Why charitable giving could slow under proposed tax changes

Watch CEOs cast doubt on tax reform's benefits
Watch CEOs cast doubt on tax reform's benefits

Charities are holding their breath as lawmakers continue to hammer out details of a massive overhaul to the tax code.

Both the House and Senate bills include two provisions that could put a damper on charitable giving.

The changes in the House bill, for example, could cost the taxpayer an extra $7 for every $100 donated to charity, according to an analysis by the Tax Policy Center.

Here are the changes that could affect giving:

Higher standard deduction

Both bills would roughly double the standard deduction. That means taxpayers would be able to avoid paying taxes on more of their income, but it would also drastically reduce the number of filers who itemize. That's because itemizing only makes sense if your deductions exceed the standard deduction.

About one-third of Americans currently itemize their taxes. That number could drop to as low as 5% if the standard deduction amount is increased, according to the Tax Policy Center.

The tax proposals currently making their way through the House and the Senate leave the deduction on charitable contributions in place. But taxpayers have to itemize to take advantage of the benefit, leading some to worry that fewer people would donate to charity.

While a tax break isn't usually the only reason people donate, it is an incentive.

"It reduces the price of giving; you get a benefit for each dollar that you give," said Una Osili, associate dean for Research and International Programs at the Indiana University Lilly Family School of Philanthropy.

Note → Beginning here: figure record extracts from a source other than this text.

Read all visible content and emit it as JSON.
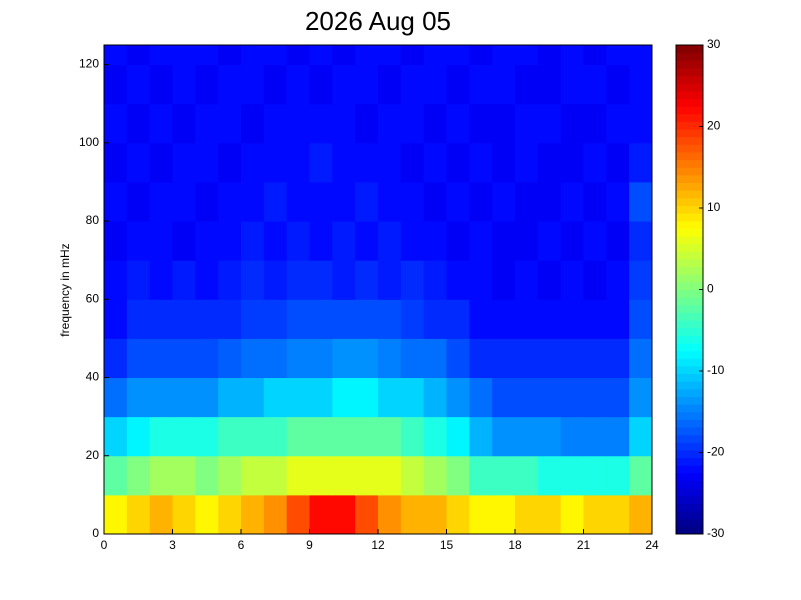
{
  "chart_data": {
    "type": "heatmap",
    "title": "2026 Aug 05",
    "y_label": "frequency in mHz",
    "x": [
      0,
      1,
      2,
      3,
      4,
      5,
      6,
      7,
      8,
      9,
      10,
      11,
      12,
      13,
      14,
      15,
      16,
      17,
      18,
      19,
      20,
      21,
      22,
      23,
      24
    ],
    "y": [
      0,
      10,
      20,
      30,
      40,
      50,
      60,
      70,
      80,
      90,
      100,
      110,
      120,
      125
    ],
    "values": [
      [
        8,
        10,
        12,
        10,
        8,
        10,
        12,
        14,
        18,
        22,
        22,
        18,
        14,
        12,
        12,
        10,
        8,
        8,
        10,
        10,
        8,
        10,
        10,
        12
      ],
      [
        -2,
        0,
        2,
        2,
        0,
        2,
        4,
        4,
        6,
        6,
        6,
        6,
        6,
        4,
        2,
        0,
        -4,
        -4,
        -4,
        -6,
        -6,
        -6,
        -6,
        -2
      ],
      [
        -10,
        -8,
        -6,
        -6,
        -6,
        -4,
        -4,
        -4,
        -2,
        -2,
        -2,
        -2,
        -2,
        -4,
        -6,
        -8,
        -12,
        -14,
        -14,
        -14,
        -15,
        -15,
        -15,
        -10
      ],
      [
        -16,
        -14,
        -14,
        -14,
        -14,
        -12,
        -12,
        -10,
        -10,
        -10,
        -8,
        -8,
        -10,
        -10,
        -12,
        -14,
        -16,
        -18,
        -18,
        -18,
        -18,
        -18,
        -18,
        -14
      ],
      [
        -20,
        -18,
        -18,
        -18,
        -18,
        -17,
        -16,
        -16,
        -15,
        -15,
        -14,
        -14,
        -15,
        -16,
        -16,
        -18,
        -20,
        -20,
        -20,
        -20,
        -20,
        -20,
        -20,
        -16
      ],
      [
        -22,
        -20,
        -20,
        -20,
        -20,
        -20,
        -19,
        -19,
        -18,
        -18,
        -18,
        -18,
        -18,
        -19,
        -20,
        -20,
        -22,
        -22,
        -22,
        -22,
        -22,
        -22,
        -22,
        -18
      ],
      [
        -22,
        -21,
        -22,
        -21,
        -22,
        -21,
        -20,
        -21,
        -20,
        -20,
        -21,
        -20,
        -21,
        -20,
        -21,
        -22,
        -22,
        -23,
        -22,
        -23,
        -22,
        -23,
        -22,
        -19
      ],
      [
        -23,
        -22,
        -22,
        -23,
        -22,
        -22,
        -21,
        -22,
        -21,
        -22,
        -21,
        -22,
        -21,
        -22,
        -22,
        -23,
        -22,
        -23,
        -23,
        -22,
        -23,
        -22,
        -23,
        -20
      ],
      [
        -22,
        -23,
        -22,
        -22,
        -23,
        -22,
        -22,
        -21,
        -22,
        -22,
        -22,
        -21,
        -22,
        -22,
        -23,
        -22,
        -23,
        -22,
        -23,
        -23,
        -22,
        -23,
        -22,
        -18
      ],
      [
        -23,
        -22,
        -23,
        -22,
        -22,
        -23,
        -22,
        -22,
        -22,
        -21,
        -22,
        -22,
        -22,
        -23,
        -22,
        -23,
        -22,
        -23,
        -22,
        -23,
        -23,
        -22,
        -23,
        -21
      ],
      [
        -22,
        -23,
        -22,
        -23,
        -22,
        -22,
        -23,
        -22,
        -22,
        -22,
        -22,
        -23,
        -22,
        -22,
        -23,
        -22,
        -23,
        -23,
        -22,
        -22,
        -23,
        -23,
        -22,
        -22
      ],
      [
        -23,
        -22,
        -23,
        -22,
        -23,
        -22,
        -22,
        -23,
        -22,
        -23,
        -22,
        -22,
        -23,
        -22,
        -22,
        -23,
        -22,
        -22,
        -23,
        -23,
        -22,
        -22,
        -23,
        -22
      ],
      [
        -22,
        -23,
        -22,
        -22,
        -22,
        -23,
        -22,
        -22,
        -23,
        -22,
        -23,
        -22,
        -22,
        -23,
        -22,
        -22,
        -23,
        -22,
        -22,
        -23,
        -22,
        -23,
        -22,
        -22
      ]
    ],
    "xlim": [
      0,
      24
    ],
    "xticks": [
      0,
      3,
      6,
      9,
      12,
      15,
      18,
      21,
      24
    ],
    "ylim": [
      0,
      125
    ],
    "yticks": [
      0,
      20,
      40,
      60,
      80,
      100,
      120
    ],
    "clim": [
      -30,
      30
    ],
    "cticks": [
      -30,
      -20,
      -10,
      0,
      10,
      20,
      30
    ],
    "colormap": "jet"
  }
}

Earlier this year, the school released a report that said doubling the standard deduction and reducing the top tax rate -- something the Senate's version of the bill would do -- could decrease charitable giving by as much as $13 billion.

Related: Senate tax cuts are permanent for businesses but temporary for you

Changes to the estate tax

The future of the estate tax could also impact the flow of charitable donations.

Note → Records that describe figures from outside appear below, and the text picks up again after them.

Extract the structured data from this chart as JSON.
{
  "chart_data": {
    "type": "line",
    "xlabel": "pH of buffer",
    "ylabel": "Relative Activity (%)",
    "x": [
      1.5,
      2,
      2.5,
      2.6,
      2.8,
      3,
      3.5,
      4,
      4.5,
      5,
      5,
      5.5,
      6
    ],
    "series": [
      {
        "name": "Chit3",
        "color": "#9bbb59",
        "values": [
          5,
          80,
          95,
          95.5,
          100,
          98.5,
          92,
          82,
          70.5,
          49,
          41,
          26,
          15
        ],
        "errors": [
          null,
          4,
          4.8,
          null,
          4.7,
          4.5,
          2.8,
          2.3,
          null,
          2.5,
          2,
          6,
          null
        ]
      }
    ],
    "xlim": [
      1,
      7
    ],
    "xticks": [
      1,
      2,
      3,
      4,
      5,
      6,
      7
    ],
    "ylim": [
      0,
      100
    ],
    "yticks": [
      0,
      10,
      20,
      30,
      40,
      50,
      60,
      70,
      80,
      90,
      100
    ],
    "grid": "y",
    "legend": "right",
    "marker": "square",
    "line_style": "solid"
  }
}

House Republicans want to eventually eliminate the tax. The Senate's plan keeps the tax, but increases the exemption levels, which would reduce how many people would be hit with it.

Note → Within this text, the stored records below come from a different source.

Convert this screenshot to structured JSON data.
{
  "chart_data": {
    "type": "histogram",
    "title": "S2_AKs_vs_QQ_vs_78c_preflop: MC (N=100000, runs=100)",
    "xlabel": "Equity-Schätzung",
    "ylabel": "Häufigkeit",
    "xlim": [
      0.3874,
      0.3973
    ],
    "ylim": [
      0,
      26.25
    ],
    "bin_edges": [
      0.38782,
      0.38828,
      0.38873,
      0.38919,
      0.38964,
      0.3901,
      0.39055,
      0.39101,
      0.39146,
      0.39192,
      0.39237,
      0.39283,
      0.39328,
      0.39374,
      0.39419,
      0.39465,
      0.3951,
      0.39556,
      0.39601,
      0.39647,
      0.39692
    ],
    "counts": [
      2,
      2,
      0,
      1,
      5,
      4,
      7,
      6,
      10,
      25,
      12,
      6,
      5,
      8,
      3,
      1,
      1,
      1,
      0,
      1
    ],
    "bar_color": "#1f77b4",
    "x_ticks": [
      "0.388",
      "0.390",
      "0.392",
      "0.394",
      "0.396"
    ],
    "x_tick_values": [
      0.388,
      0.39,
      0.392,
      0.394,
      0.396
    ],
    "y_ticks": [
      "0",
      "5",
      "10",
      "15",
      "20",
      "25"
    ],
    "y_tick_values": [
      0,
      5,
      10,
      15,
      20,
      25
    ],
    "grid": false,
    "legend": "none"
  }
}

The current tax only applies to estates worth at least $5.49 million for individuals and $10.98 million for married couples. At today's levels, only 0.2% of all estates end up being hit with the estate tax.

The tax can have a major influence on donations for those estates that are subject to it.

"Under current rules a certain amount of charitable giving is tax motivated and without the estate tax they may not be so generous," according to Grafton "Cap" Willey, managing director at CBIZ.

Charitable bequests totaled $30.36 billion last year, according to GivingUSA. If the estate tax is repealed, it could mean losing $4 billion in charitable bequests, according to the Tax Policy Center.

Related: How tax reform could affect families paying for college

While there could be a long-term chilling affect on charitable contributions from the tax overhaul, charities could experience a windfall at the end of the year of people wanting to avoid tax uncertainty or higher rates next year.

"We could get a rush of people making contributions by the end of the year," said Willey. "Especially more wealthy individuals."